Recent geopolitical developments and economic turmoil have significantly altered business leaders’ perceptions of the risks they face and their resilience to those risks, which has fallen dramatically since 2021. The impact of inflation is a cause for particular concern, alongside the fear that global tensions are increasing the threat from external forces.
This is among the findings of Beazley’s latest Risk & Resilience research, published today, which suggests that businesses in the UK and US are struggling to adjust to this new risk environment, and that few business leaders feel well able to manage current geopolitical risks.
Commenting on the findings of the research, Roddy Barnett, Beazley’s head of political risks and trade credit said: “Against a challenging backdrop, business strategies are now at a point of inflection. Even those territories far removed from the theatre of war in Eastern Europe are feeling the impact of global sanctions and commodity shortages on risks across the board from supply chain to cyber to political risk and trade credit.

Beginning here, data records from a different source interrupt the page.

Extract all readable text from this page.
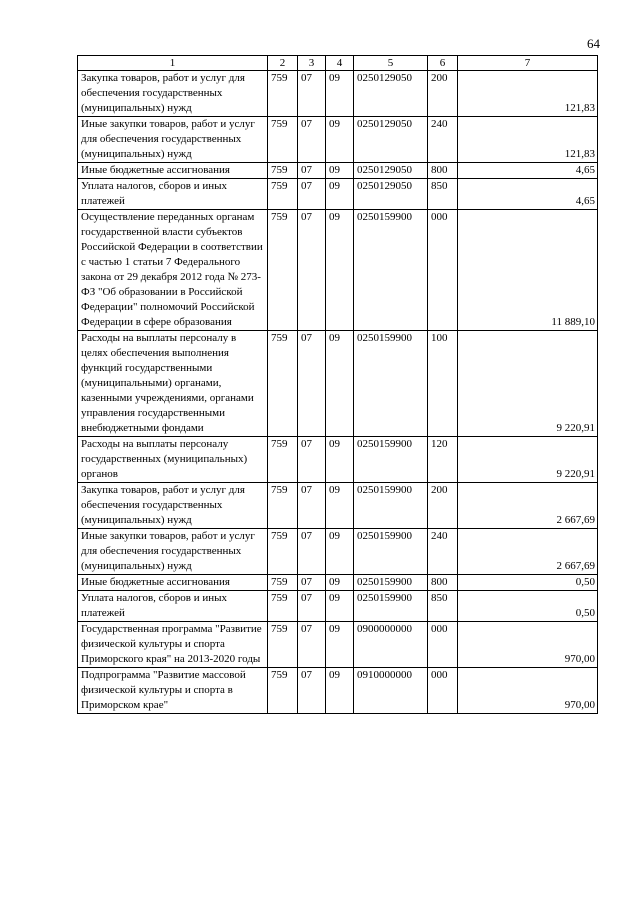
64
1	2	3	4	5	6	7
Закупка товаров, работ и услуг для обеспечения государственных (муниципальных) нужд	759	07	09	0250129050	200	121,83
Иные закупки товаров, работ и услуг для обеспечения государственных (муниципальных) нужд	759	07	09	0250129050	240	121,83
Иные бюджетные ассигнования	759	07	09	0250129050	800	4,65
Уплата налогов, сборов и иных платежей	759	07	09	0250129050	850	4,65
Осуществление переданных органам государственной власти субъектов Российской Федерации в соответствии с частью 1 статьи 7 Федерального закона от 29 декабря 2012 года № 273-ФЗ "Об образовании в Российской Федерации" полномочий Российской Федерации в сфере образования	759	07	09	0250159900	000	11 889,10
Расходы на выплаты персоналу в целях обеспечения выполнения функций государственными (муниципальными) органами, казенными учреждениями, органами управления государственными внебюджетными фондами	759	07	09	0250159900	100	9 220,91
Расходы на выплаты персоналу государственных (муниципальных) органов	759	07	09	0250159900	120	9 220,91
Закупка товаров, работ и услуг для обеспечения государственных (муниципальных) нужд	759	07	09	0250159900	200	2 667,69
Иные закупки товаров, работ и услуг для обеспечения государственных (муниципальных) нужд	759	07	09	0250159900	240	2 667,69
Иные бюджетные ассигнования	759	07	09	0250159900	800	0,50
Уплата налогов, сборов и иных платежей	759	07	09	0250159900	850	0,50
Государственная программа "Развитие физической культуры и спорта Приморского края" на 2013-2020 годы	759	07	09	0900000000	000	970,00
Подпрограмма "Развитие массовой физической культуры и спорта в Приморском крае"	759	07	09	0910000000	000	970,00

“Businesses need to know that as we face a moment of geopolitical change, which is fraught with unpredictability, they can protect overseas physical assets and their human capital both at home and abroad, by actively investing in a mixture of risk management and effective insurance cover.”
Key research findings (Source: Beazley)
The report’s results paint a troubling picture.

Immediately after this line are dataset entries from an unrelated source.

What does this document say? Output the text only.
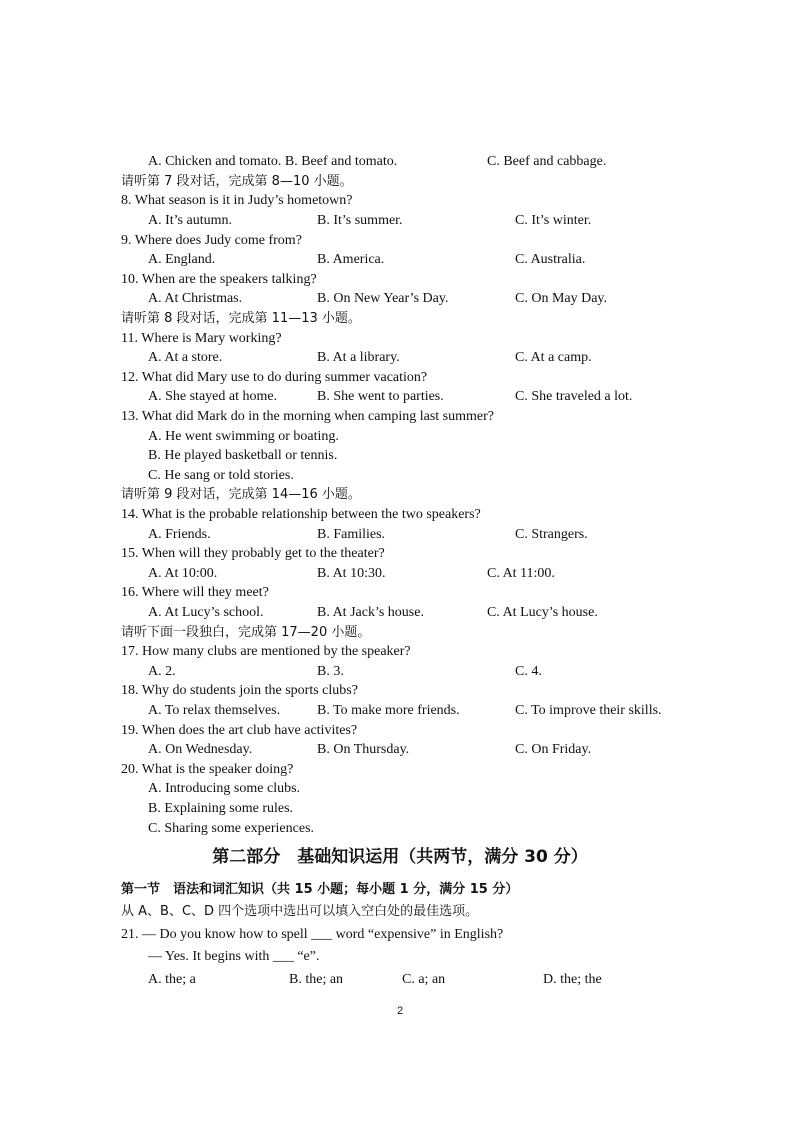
A. Chicken and tomato. B. Beef and tomato.	C. Beef and cabbage.
请听第 7 段对话，完成第 8—10 小题。
8. What season is it in Judy’s hometown?
A. It’s autumn.	B. It’s summer.	C. It’s winter.
9. Where does Judy come from?
A. England.	B. America.	C. Australia.
10. When are the speakers talking?
A. At Christmas.	B. On New Year’s Day.	C. On May Day.
请听第 8 段对话，完成第 11—13 小题。
11. Where is Mary working?
A. At a store.	B. At a library.	C. At a camp.
12. What did Mary use to do during summer vacation?
A. She stayed at home.	B. She went to parties.	C. She traveled a lot.
13. What did Mark do in the morning when camping last summer?
A. He went swimming or boating.
B. He played basketball or tennis.
C. He sang or told stories.
请听第 9 段对话，完成第 14—16 小题。
14. What is the probable relationship between the two speakers?
A. Friends.	B. Families.	C. Strangers.
15. When will they probably get to the theater?
A. At 10:00.	B. At 10:30.	C. At 11:00.
16. Where will they meet?
A. At Lucy’s school.	B. At Jack’s house.	C. At Lucy’s house.
请听下面一段独白，完成第 17—20 小题。
17. How many clubs are mentioned by the speaker?
A. 2.	B. 3.	C. 4.
18. Why do students join the sports clubs?
A. To relax themselves.	B. To make more friends.	C. To improve their skills.
19. When does the art club have activites?
A. On Wednesday.	B. On Thursday.	C. On Friday.
20. What is the speaker doing?
A. Introducing some clubs.
B. Explaining some rules.
C. Sharing some experiences.
第二部分　基础知识运用（共两节，满分 30 分）
第一节　语法和词汇知识（共 15 小题；每小题 1 分，满分 15 分）
从 A、B、C、D 四个选项中选出可以填入空白处的最佳选项。
21. — Do you know how to spell ___ word “expensive” in English?
— Yes. It begins with ___ “e”.
A. the; a	B. the; an	C. a; an	D. the; the
2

• It is urgent that business builds its resilience as we face a high risk/low resilience geopolitical environment.
• Inflation is a dominant threat with 55% of business leaders believing they lack the necessary resilience to deal with it, which rises to 65% in the US.
• The proportion of business leaders ranking war and terror as their top risk is up 46% on the previous year.
• Economic uncertainty is up 31% on the year before.
• Rising prices and an unpredictable economic environment are driving instability and civil unrest as we have already seen in Sri Lanka, with countries such as Egypt and Turkey possibly vulnerable too.
• US business must confront the double threat of unpredictability at home from rising gun violence, whilst as a world superpower it is facing up to a watershed in geopolitics as its relationship with Russia and China shifts.
• Business leaders need to better understand their geopolitical risks and prepare for and seek to mitigate them where possible. Specialist political risk, trade credit and terrorism insurers have a role to play in providing appropriate cover that provides the risk mitigation that they need.
Beazley’s research was conducted during January 2022, among 1,000 business leaders and insurance buyers of businesses based in the UK and US with international operations. Of the firms surveyed in both the US and the UK there was an equal split of respondents across company sizes of: US$250,000-US$1m, US$1,000,001-US$10m, S$10,000,001-US$100million, US$100,000,001-US$1bn, more than US$1bn.